Cody was quiet for a few minutes and then he said, “I met a guy from a club out in Cali while I was inside.”
“Yeah?”
“Yeah. They’re called Cen Cal Commies. You ever heard of them?”
It was Dax’s turn to raise an eyebrow. That club’s reputation stretched all the way back east. They were the kind of hard-core that old Hawk had been trying to make his club, the Sinners. The kind of hard-core that Dax had been trying to get the Skulls away from. They dealt in anything and everything that would turn a profit, and last Dax heard, they’d expanded their territory from the Central Valley all the way up north above Sacramento. “Yeah, I’ve heard of them. What’s the guy in for?”
“He was in for trafficking and weapons charges, and he assaulted a couple of police officers when they arrested him.”
“What was he doing in prison in Massachusetts?”
“He was picked up just outside of Boston. He was only seventeen at the time. He did eight years and got out a couple months before I did. He’s kept in touch. Cool guy.”
“He’s not the kind of guy I’d recommend you associate with if you’re planning on staying out of prison.”

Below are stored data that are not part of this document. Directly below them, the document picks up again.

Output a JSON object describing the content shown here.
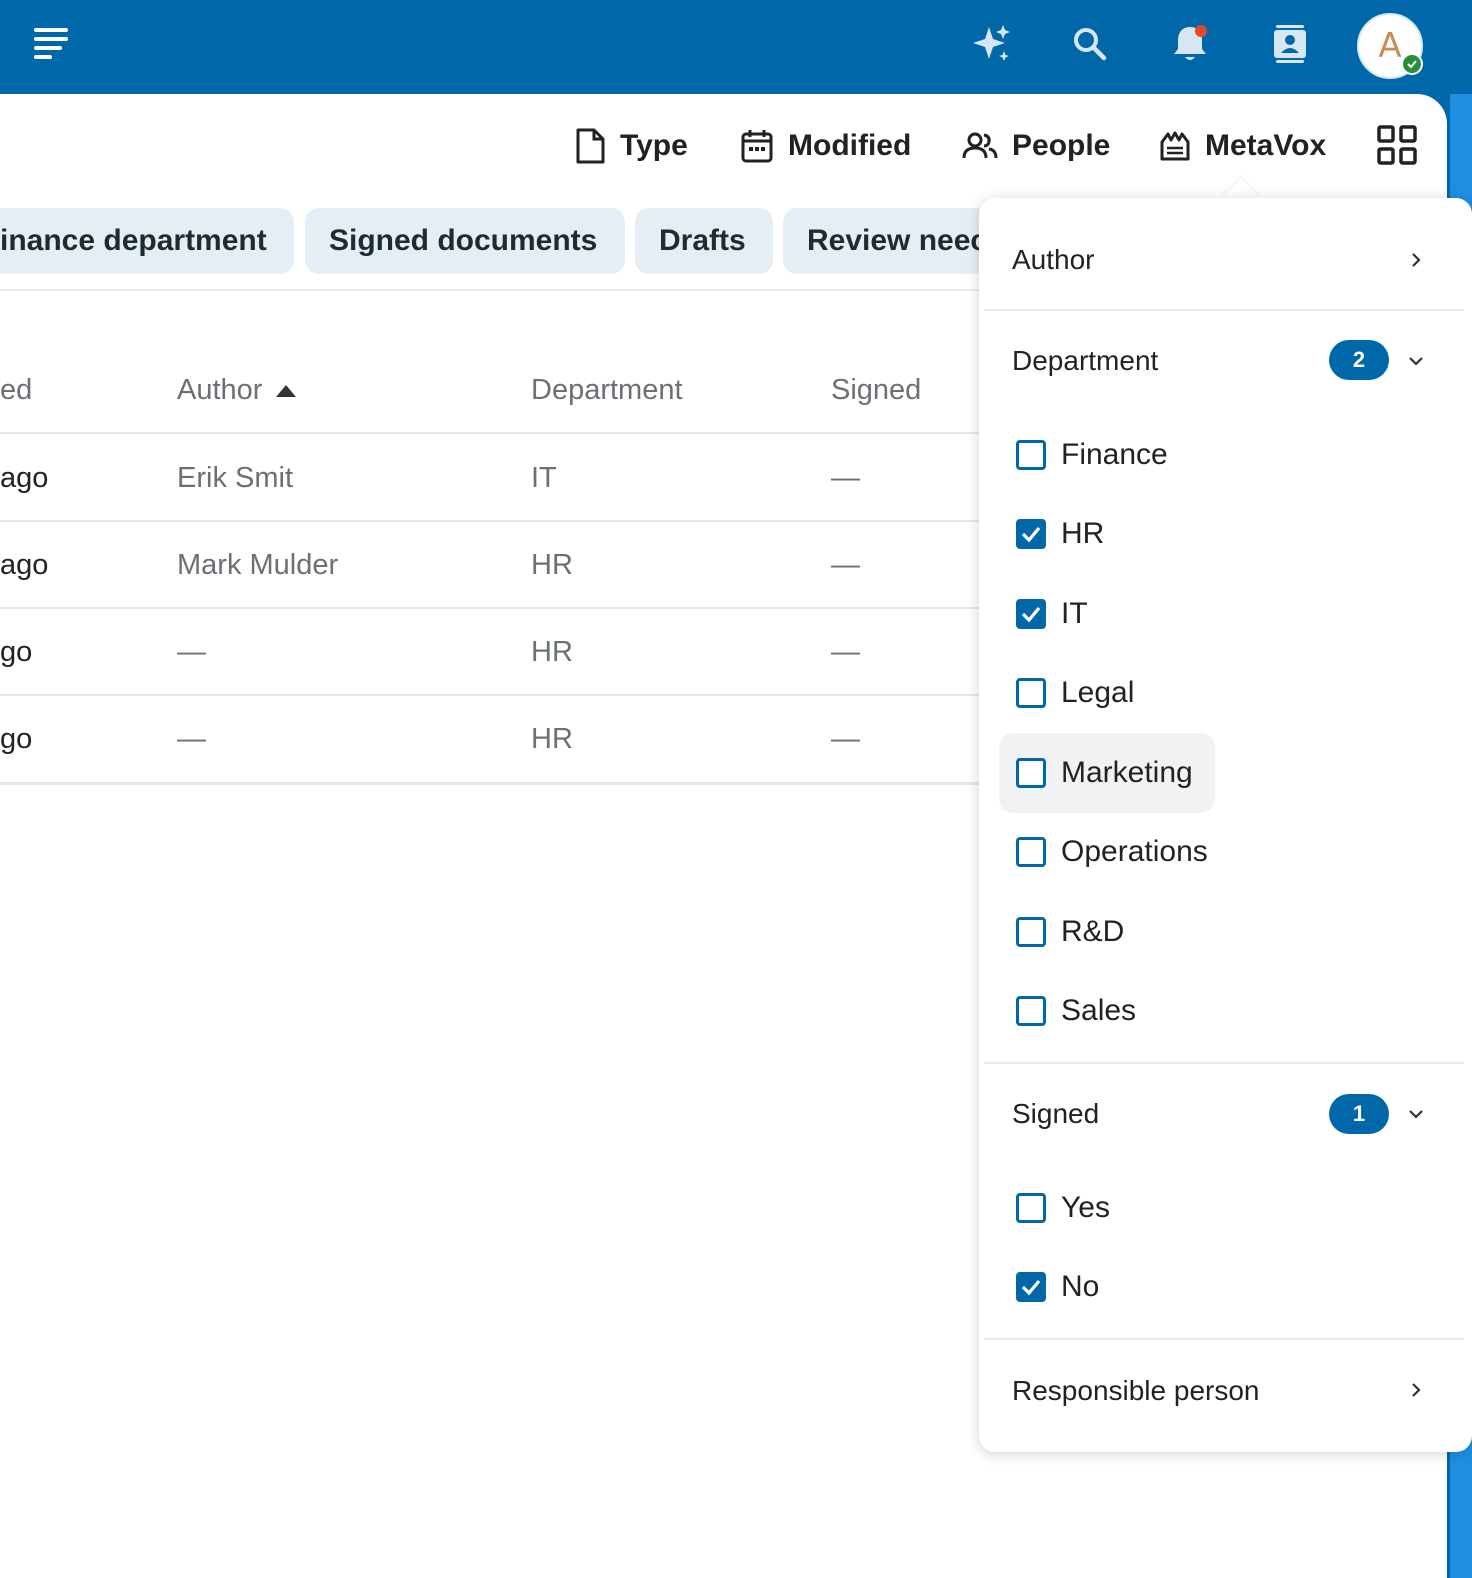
{
  "header": {
    "menu_icon": "menu-icon",
    "icons": [
      "sparkle-icon",
      "search-icon",
      "bell-icon",
      "contacts-icon"
    ],
    "avatar_letter": "A"
  },
  "toolbar": {
    "filters": [
      {
        "label": "Type",
        "icon": "document-icon"
      },
      {
        "label": "Modified",
        "icon": "calendar-icon"
      },
      {
        "label": "People",
        "icon": "people-icon"
      },
      {
        "label": "MetaVox",
        "icon": "metavox-icon"
      }
    ],
    "view_icon": "grid-view-icon"
  },
  "chips": [
    "inance department",
    "Signed documents",
    "Drafts",
    "Review neec"
  ],
  "table": {
    "columns": [
      "ed",
      "Author",
      "Department",
      "Signed"
    ],
    "sort": {
      "column": "Author",
      "direction": "ascending"
    },
    "rows": [
      {
        "modified": " ago",
        "author": "Erik Smit",
        "department": "IT",
        "signed": "—"
      },
      {
        "modified": " ago",
        "author": "Mark Mulder",
        "department": "HR",
        "signed": "—"
      },
      {
        "modified": "go",
        "author": "—",
        "department": "HR",
        "signed": "—"
      },
      {
        "modified": "go",
        "author": "—",
        "department": "HR",
        "signed": "—"
      }
    ]
  },
  "dropdown": {
    "author_label": "Author",
    "department": {
      "label": "Department",
      "count": "2",
      "options": [
        {
          "label": "Finance",
          "checked": false
        },
        {
          "label": "HR",
          "checked": true
        },
        {
          "label": "IT",
          "checked": true
        },
        {
          "label": "Legal",
          "checked": false
        },
        {
          "label": "Marketing",
          "checked": false
        },
        {
          "label": "Operations",
          "checked": false
        },
        {
          "label": "R&D",
          "checked": false
        },
        {
          "label": "Sales",
          "checked": false
        }
      ]
    },
    "signed": {
      "label": "Signed",
      "count": "1",
      "options": [
        {
          "label": "Yes",
          "checked": false
        },
        {
          "label": "No",
          "checked": true
        }
      ]
    },
    "responsible_label": "Responsible person"
  },
  "colors": {
    "brand": "#0068a8",
    "chip_bg": "#e6eef5",
    "notification_dot": "#e9462f",
    "status_online": "#2a8f3c"
  }
}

Cody chuckled. “Thanks, Dad, I’ll remember that.” Dax shot him a sideways glance. This kid was definitely going to cause him some trouble. He’d been kind of enjoying the peace and quiet the past six months or so since the war with the Sinners ended and he’d been concentrating on legitimizing their businesses, and on Angel. He gave Cody another glance. The kid was staring out the window now and Dax couldn’t help but notice how young he looked. He was still young enough that this didn’t have to destroy his future. The problem was going to be convincing the kid he wanted one…outside of the club.